Dans le cadre de la phase contradictoire, la société a fait valoir ses observations auprès de l’inspecteur en charge du contrôle par courrier du 10 octobre 2022.
L’inspecteur y a répondu par un courrier du 16 novembre 2022 et a maintenu les chefs de redressement notifiés.
Une mise en demeure du 14 décembre 2022, reçue le 15 décembre 2022, a été notifiée à la société [6] sur le fondement de ce contrôle pour un montant total de 39.932 euros au titre des cotisations et contributions sociales, majorations et pénalités pour les années 2019 et 2020.
Par courrier du 16 janvier 2023, la société a saisi la Commission de recours amiable de l’URSSAF en contestation du redressement, s’opposant aux chefs de redressement n° 1 et 2 concernant les frais professionnels de grand déplacement en métropole et hors métropole, considérant que malgré les anomalies relevées, la réalité des déplacements professionnels déclarés n’est pas à remettre en cause dans sa totalité.
Le 18 janvier 2023, la Commission de recours amiable de l’URSSAF a accusé réception du recours introduit le 16 janvier 2023.
Par lettre recommandée avec accusé de réception adressée le 05 mai 2023, reçu le 10 mai 2023 au secrétariat-greffe, la SAS [6] représentée par son président a saisi le Pôle social du Tribunal judiciaire de Paris d’une contestation de la décision implicite de rejet de la Commission de recours amiable de l’URSSAF.
En parallèle et en séance du 19 avril 2023, la CRA a rejeté la contestation de la société formulée le 16 janvier 2023.
L’affaire a été appelée à l’audience du 09 avril 2025, date à laquelle elle a fait l’objet d’un renvoi avant d’être retenue et plaidée à l’audience du 09 juillet 2025.
Reprenant oralement les termes de sa requête, la SAS [6], régulièrement représentée par son président, Monsieur [V] [S] [I], demande au tribunal de :
— ramener le total des chefs de redressement à la somme de 10.571,08 euros ;
— condamner l’URSSAF à lui verser la somme de 5.000 euros au titre de l’article 700 du code de procédure civile.

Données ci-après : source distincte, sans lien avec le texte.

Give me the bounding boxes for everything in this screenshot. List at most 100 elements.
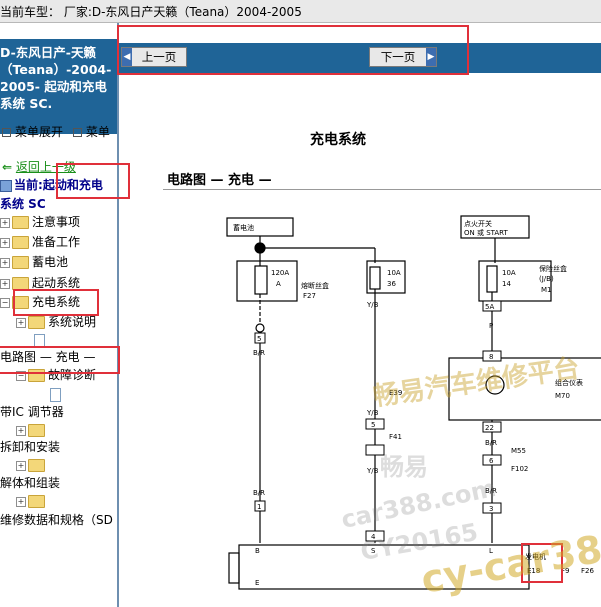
folder-icon: [12, 236, 29, 249]
sidebar-header: D-东风日产-天籁 （Teana）-2004- 2005- 起动和充电 系统 S…: [0, 39, 117, 134]
expand-plus-icon[interactable]: +: [16, 317, 26, 328]
tree-item-label: 蓄电池: [32, 255, 69, 269]
fuse-10a-label: 10A: [387, 269, 401, 277]
menu-expand-link[interactable]: 菜单展开: [15, 125, 63, 139]
tree-item-folder[interactable]: +: [16, 492, 48, 510]
tree-item-label: 起动系统: [32, 276, 81, 290]
highlight-box: [521, 543, 563, 583]
tree-item-label: 系统说明: [48, 315, 97, 329]
connector-f27: F27: [303, 292, 316, 300]
connector-3-label: 3: [489, 505, 493, 513]
back-arrow-icon: ⇐: [2, 160, 13, 174]
connector-5a-label: 5A: [485, 303, 494, 311]
sidebar-header-line: 系统 SC.: [0, 96, 53, 111]
ign-switch-label: 点火开关: [464, 219, 492, 228]
connector-1-label: 1: [257, 503, 261, 511]
tree-item-removal-installation[interactable]: 拆卸和安装: [0, 438, 60, 456]
menu-toggle-row: 菜单展开 菜单: [0, 123, 110, 140]
tree-item-preparation[interactable]: + 准备工作: [0, 233, 80, 251]
fuse-10a-b-label: 10A: [502, 269, 516, 277]
connector-5-label: 5: [257, 335, 261, 343]
current-prefix: 当前:: [14, 178, 43, 192]
connector-dot: [255, 323, 265, 333]
connector-f41: F41: [389, 433, 402, 441]
tree-item-ic-regulator[interactable]: 带IC 调节器: [0, 403, 64, 421]
wire-br-top: B/R: [253, 349, 265, 357]
tree-item-service-data[interactable]: 维修数据和规格（SD: [0, 511, 113, 529]
fuse-36-box: [366, 260, 406, 294]
wire-br-bottom: B/R: [253, 489, 265, 497]
tree-item-label: 维修数据和规格（SD: [0, 513, 113, 527]
tree-item-label: 注意事项: [32, 215, 81, 229]
highlight-box: [0, 346, 120, 374]
expand-plus-icon[interactable]: +: [0, 257, 10, 268]
combination-meter-label: 组合仪表: [555, 378, 583, 387]
folder-icon: [12, 256, 29, 269]
expand-plus-icon[interactable]: +: [0, 217, 10, 228]
tree-item-disassembly-assembly[interactable]: 解体和组装: [0, 474, 60, 492]
menu-collapse-link[interactable]: 菜单: [86, 125, 110, 139]
expand-plus-icon[interactable]: +: [16, 460, 26, 471]
folder-icon: [12, 216, 29, 229]
menu-expand-icon[interactable]: [2, 128, 11, 137]
fuse-symbol: [254, 265, 268, 295]
terminal-l: L: [489, 547, 493, 555]
expand-plus-icon[interactable]: +: [0, 278, 10, 289]
fuse-14-label: 14: [502, 280, 511, 288]
connector-4-label: 4: [371, 533, 376, 541]
alternator-pulley: [228, 552, 240, 584]
wiring-diagram: 蓄电池 点火开关 ON 或 START 120A A 熔断丝盒 F27 10A …: [226, 215, 601, 590]
sidebar-header-line: （Teana）-2004-: [0, 62, 112, 77]
connector-e39: E39: [389, 389, 402, 397]
connector-8-label: 8: [489, 353, 493, 361]
terminal-s: S: [371, 547, 376, 555]
expand-plus-icon[interactable]: +: [16, 496, 26, 507]
fuse-36-label: 36: [387, 280, 396, 288]
lamp-symbol: [485, 375, 505, 395]
connector-6-label: 6: [489, 457, 494, 465]
tree-item-label: 拆卸和安装: [0, 440, 61, 454]
fuse-symbol: [486, 265, 498, 293]
connector-f26: F26: [581, 567, 594, 575]
tree-doc-item[interactable]: [50, 385, 61, 403]
fuse-120a-label: 120A: [271, 269, 289, 277]
collapse-minus-icon[interactable]: −: [0, 297, 10, 308]
fuse-block-jb: (J/B): [539, 275, 554, 283]
wire-yb-mid: Y/B: [366, 409, 379, 417]
connector-m1: M1: [541, 286, 552, 294]
battery-label: 蓄电池: [233, 223, 254, 232]
tree-item-folder[interactable]: +: [16, 421, 48, 439]
window-title: 当前车型： 厂家:D-东风日产天籁（Teana）2004-2005: [0, 5, 302, 19]
tree-item-label: 带IC 调节器: [0, 405, 64, 419]
sidebar-header-line: 2005- 起动和充电: [0, 79, 107, 94]
wire-br-right-2: B/R: [485, 487, 497, 495]
tree-item-label: 解体和组装: [0, 476, 61, 490]
connector-5c: [365, 444, 385, 456]
ign-switch-mode-label: ON 或 START: [464, 228, 509, 237]
wire-yb-low: Y/B: [366, 467, 379, 475]
expand-plus-icon[interactable]: +: [16, 425, 26, 436]
connector-m55: M55: [511, 447, 526, 455]
terminal-e: E: [255, 579, 259, 587]
menu-collapse-icon[interactable]: [72, 128, 82, 137]
wire-br-right: B/R: [485, 439, 497, 447]
expand-plus-icon[interactable]: +: [0, 237, 10, 248]
fusible-link-label: 熔断丝盒: [301, 281, 329, 290]
folder-icon: [28, 316, 45, 329]
tree-item-folder[interactable]: +: [16, 456, 48, 474]
folder-icon: [28, 424, 45, 437]
folder-icon: [28, 495, 45, 508]
window-title-bar: 当前车型： 厂家:D-东风日产天籁（Teana）2004-2005: [0, 0, 601, 23]
tree-item-precautions[interactable]: + 注意事项: [0, 213, 80, 231]
fuse-symbol: [369, 266, 381, 290]
wire-p: P: [489, 322, 493, 330]
highlight-box: [13, 289, 99, 316]
tree-item-battery[interactable]: + 蓄电池: [0, 253, 68, 271]
connector-f102: F102: [511, 465, 528, 473]
folder-icon: [28, 459, 45, 472]
connector-5b-label: 5: [371, 421, 375, 429]
tree-item-label: 准备工作: [32, 235, 81, 249]
wire-yb-top: Y/B: [366, 301, 379, 309]
fuse-block-label: 保险丝盒: [539, 264, 567, 273]
connector-22-label: 22: [485, 424, 494, 432]
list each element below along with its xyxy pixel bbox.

Au soutien de sa demande, la SAS [6] indique contester uniquement les chefs de redressement n° 1 et 2 concernant les frais professionnels de grands déplacements en métropole et hors métropole d’un montant total de 35.473,56 euros. Elle déclare regretter que neuf ans après avoir été corrigé par le tribunal des affaires de sécurité sociale de Paris sur le même sujet, à la suite du contrôle d’une de ses filiales, l’inspecteur de l’URSSAF ait de nouveau remis en question la réalité de la déclaration de ses grands déplacements.
La société explique que dans le cadre de leur mission, ses salariés sont amenés à se déplacer en camionnettes de société partout en France et aux Pays-Bas. Elle fait valoir que le manque de preuves et de traces de ses déplacements résulte de son système forfaitaire de remboursement des frais professionnels qui consiste à simplifier au maximum la gestion administrative en dispensant ses employés de garder une copie des factures. Elle explique que des déplacements professionnels ont été effectués par les salariés les week-ends et les jours fériés en raison de la particularité de son domaine d’activité.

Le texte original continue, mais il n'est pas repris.